Preserving Lynx in Washington State

Dec 05 2022
Photo Credit David Moskovitz

Washington's North Cascades are home to our state's last remaining population of Canada lynx, but they are facing an uncertain future because of the impact of massive wildfires in their habitat.

The Paul G. Allen Family Foundation has invested almost $300,000 to support large-scope, interdisciplinary project aimed at providing important information for the conservation of Canada lynx in our state. As the image below shows, the dark green areas show the lynx habitat and the orange areas show where fires burned.

Map courtesy of Home Range Wildlife Research

The left image shows 1970 to 1999, while the right image shows 2000-2021.

As we can see, the North Cascades lynx habitat has flip-flopped from being mostly unburned to mostly burned. These maps convey that wildlife are experiencing a dramatic change to their habitats due to the frequency and size of fires in the past 20 years.

This winter, Home Range Wildlife Research will begin an analysis of the impact North Cascades megafires have had on Washington's lynx population. Learning how lynx respond to megafires, is no small undertaking, but we believe that good data informs positive actions and impact.

The project will require years of live-trapping and GPS collaring lynx, backtracking lynx in the snow to record the details of the habitat they use, and setting large trail camera arrays, all of which takes crews of skilled biologists and wildlife trackers to accomplish.

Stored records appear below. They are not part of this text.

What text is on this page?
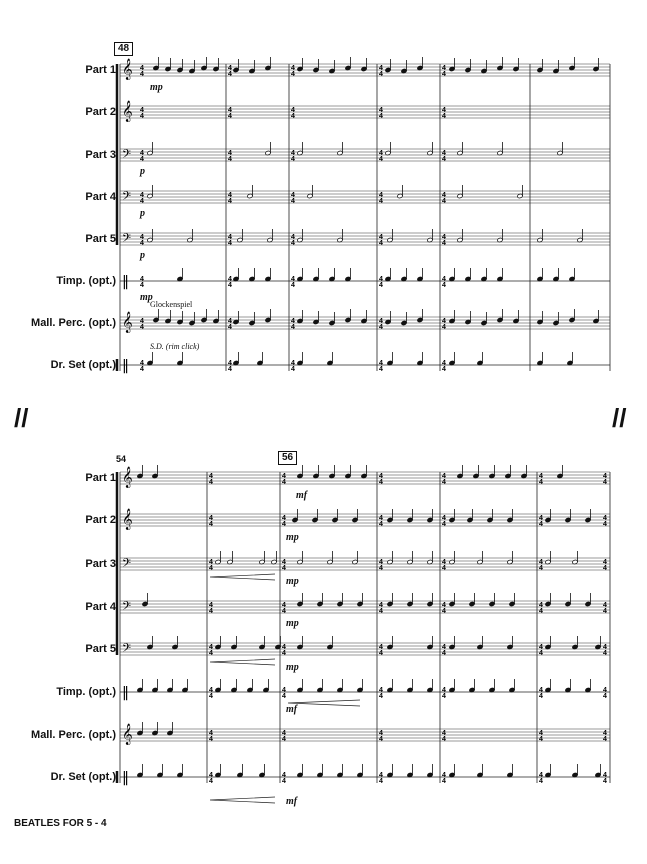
48
Part 1
Part 2
Part 3
Part 4
Part 5
Timp. (opt.)
Mall. Perc. (opt.)
Dr. Set (opt.)
mp
p
p
p
mp
Glockenspiel
S.D. (rim click)
//	//
54	56
Part 1
Part 2
Part 3
Part 4
Part 5
Timp. (opt.)
Mall. Perc. (opt.)
Dr. Set (opt.)
mf
mp
mp
mp
mp
mf
mf
BEATLES FOR 5 - 4
𝄞
𝄞
𝄢
𝄢
𝄢
‖
𝄞
‖
4
4
4
4
4
4
4
4
4
4
4
4
4
4
4
4
4
4
4
4
4
4
4
4
4
4
4
4
4
4
4
4
4
4
4
4
4
4
4
4
4
4
4
4
4
4
4
4
4
4
4
4
4
4
4
4
4
4
4
4
4
4
4
4
4
4
4
4
4
4
4
4
4
4
4
4
4
4
4
4
𝄞
𝄞
𝄢
𝄢
𝄢
‖
𝄞
‖
4
4
4
4
4
4
4
4
4
4
4
4
4
4
4
4
4
4
4
4
4
4
4
4
4
4
4
4
4
4
4
4
4
4
4
4
4
4
4
4
4
4
4
4
4
4
4
4
4
4
4
4
4
4
4
4
4
4
4
4
4
4
4
4
4
4
4
4
4
4
4
4
4
4
4
4
4
4
4
4
4
4
4
4
4
4
4
4
4
4
4
4
4
4
4
4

This type of investment in long-term data will allow conservation organizations like Home Range to invest their resources to discover what burned habitats lynx do and do not use, and based on that work with agency partners like the U.S. Forest Service and the Washington Department of Fish and Wildlife to craft forest treatment plans that respond to lynx behaviors and habitat needs.

It is our hope that research like this can help advance conservation efforts and help protect biodiversity in Washington state.